2 CORPUS DA PESQUISA: METODOLOGIA E FILMES

3.1 Filosofia Analítica e Documentário

O debate em torno das teorias analítico-cognitivistas é dicotômico e tem a sua centralidade no fato de que combate as grandes teorias e ao mesmo tempo não intenciona ser uma nova grande teoria. Não só o artigo de Plantinga (2002), que rebate as afirmações sobre um possível apego excessivamente lógico aos métodos científicos, é uma pista de como este recorte teórico é ainda desconhecido, mas também Ramos (2005) evidencia este embate, citando sua forte oposição ao pensamento francofônico. Neste sentido, filósofos analítico-cognitivistas desapegam-se de temas caros à tradição da teoria cinematográfica consolidados a partir da década de 70 como “a questão da autoria, o dispositivo cinematográfico, a centralidade perspectiva, a articulação da sutura, a identificação do espectador, o questionamento do estrutralismo semiológico, a discussão dos gêneros, a crítica ao realismo baziniano, a nova análise fílmica”. (RAMOS, 2004, p.13)

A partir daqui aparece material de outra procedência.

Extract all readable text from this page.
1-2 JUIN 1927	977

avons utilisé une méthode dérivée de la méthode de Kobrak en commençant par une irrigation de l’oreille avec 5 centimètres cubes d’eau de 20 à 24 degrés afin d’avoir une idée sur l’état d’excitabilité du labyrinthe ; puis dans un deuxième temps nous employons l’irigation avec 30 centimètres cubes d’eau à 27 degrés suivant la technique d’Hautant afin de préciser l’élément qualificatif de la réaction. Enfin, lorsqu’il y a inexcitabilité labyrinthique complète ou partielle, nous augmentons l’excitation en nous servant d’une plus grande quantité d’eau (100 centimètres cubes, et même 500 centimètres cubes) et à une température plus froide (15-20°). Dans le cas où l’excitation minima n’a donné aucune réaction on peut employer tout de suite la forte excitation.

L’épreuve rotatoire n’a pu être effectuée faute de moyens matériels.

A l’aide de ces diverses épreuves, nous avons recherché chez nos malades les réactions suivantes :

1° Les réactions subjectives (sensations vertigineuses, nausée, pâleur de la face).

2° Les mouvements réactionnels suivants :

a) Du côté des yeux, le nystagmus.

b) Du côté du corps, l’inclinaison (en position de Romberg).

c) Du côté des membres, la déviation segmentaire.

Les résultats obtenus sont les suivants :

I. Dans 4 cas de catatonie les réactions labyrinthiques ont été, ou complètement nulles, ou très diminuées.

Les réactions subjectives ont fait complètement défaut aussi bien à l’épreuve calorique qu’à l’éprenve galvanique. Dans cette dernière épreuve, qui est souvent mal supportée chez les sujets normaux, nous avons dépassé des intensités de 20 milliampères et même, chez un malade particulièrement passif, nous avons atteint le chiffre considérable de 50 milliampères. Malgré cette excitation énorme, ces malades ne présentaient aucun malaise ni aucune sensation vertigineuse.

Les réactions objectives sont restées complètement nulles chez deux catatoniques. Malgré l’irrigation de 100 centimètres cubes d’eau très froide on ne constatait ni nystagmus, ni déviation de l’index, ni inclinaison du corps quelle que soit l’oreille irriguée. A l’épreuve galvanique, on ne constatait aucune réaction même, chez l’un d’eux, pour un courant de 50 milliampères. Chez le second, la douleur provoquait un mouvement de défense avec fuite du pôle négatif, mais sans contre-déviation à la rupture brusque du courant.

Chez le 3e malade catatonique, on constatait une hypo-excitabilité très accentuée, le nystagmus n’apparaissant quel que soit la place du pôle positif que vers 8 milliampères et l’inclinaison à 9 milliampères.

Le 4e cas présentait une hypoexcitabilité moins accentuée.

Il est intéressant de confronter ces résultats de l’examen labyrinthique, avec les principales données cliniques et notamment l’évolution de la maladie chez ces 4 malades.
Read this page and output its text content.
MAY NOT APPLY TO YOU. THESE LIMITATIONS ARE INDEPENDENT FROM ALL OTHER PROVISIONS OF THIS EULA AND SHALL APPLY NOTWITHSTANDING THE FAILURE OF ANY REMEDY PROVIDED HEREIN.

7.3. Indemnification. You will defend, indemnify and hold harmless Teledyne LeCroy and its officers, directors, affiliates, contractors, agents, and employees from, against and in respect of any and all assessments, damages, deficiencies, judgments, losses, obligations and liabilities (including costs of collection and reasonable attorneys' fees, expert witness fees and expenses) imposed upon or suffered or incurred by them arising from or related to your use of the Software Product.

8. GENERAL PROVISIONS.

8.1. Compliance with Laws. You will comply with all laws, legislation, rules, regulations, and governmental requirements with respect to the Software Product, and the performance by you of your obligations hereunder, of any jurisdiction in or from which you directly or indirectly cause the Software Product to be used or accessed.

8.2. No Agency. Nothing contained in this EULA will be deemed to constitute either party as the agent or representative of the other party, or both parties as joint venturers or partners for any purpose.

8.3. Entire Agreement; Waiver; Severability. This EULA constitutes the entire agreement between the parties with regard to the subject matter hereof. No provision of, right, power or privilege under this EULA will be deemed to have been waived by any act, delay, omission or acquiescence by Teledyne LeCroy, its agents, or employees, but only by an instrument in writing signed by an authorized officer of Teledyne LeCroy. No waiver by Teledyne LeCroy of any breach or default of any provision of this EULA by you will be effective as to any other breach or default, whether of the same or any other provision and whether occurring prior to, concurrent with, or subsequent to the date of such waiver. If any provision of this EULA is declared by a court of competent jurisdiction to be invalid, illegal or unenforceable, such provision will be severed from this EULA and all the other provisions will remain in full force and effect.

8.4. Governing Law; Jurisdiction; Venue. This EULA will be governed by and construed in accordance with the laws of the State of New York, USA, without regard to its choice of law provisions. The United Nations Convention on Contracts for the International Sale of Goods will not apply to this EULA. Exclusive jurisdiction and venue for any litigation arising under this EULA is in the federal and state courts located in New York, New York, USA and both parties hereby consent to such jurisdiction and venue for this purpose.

Segundo Ramos (2005), a psicologia cognitiva toma espaço na análise fílmica a partir do final do século XX em detrimento da psicanálise, que fundamentava a base epistemológica da teoria do cinema. Sobre a amplitude do recorte teórico cognitivista, o autor ressalta que se concentra nos estados Unidos e Inglaterra, com pouca repercussão na Austrália e países nórdicos e “expressão quase nula nos países latinos” (2005, p. 13). Em sua caracterização do tema, o autor destaca o aspecto de presunção muitas vezes atribuído a esta corrente analítica pelo seu apego lógico, mas acrescenta que “merece o crédito de haver mostrado que também a excessiva modéstia epistemológica é uma forma de arrogância” (RAMOS, 2005, p. 14).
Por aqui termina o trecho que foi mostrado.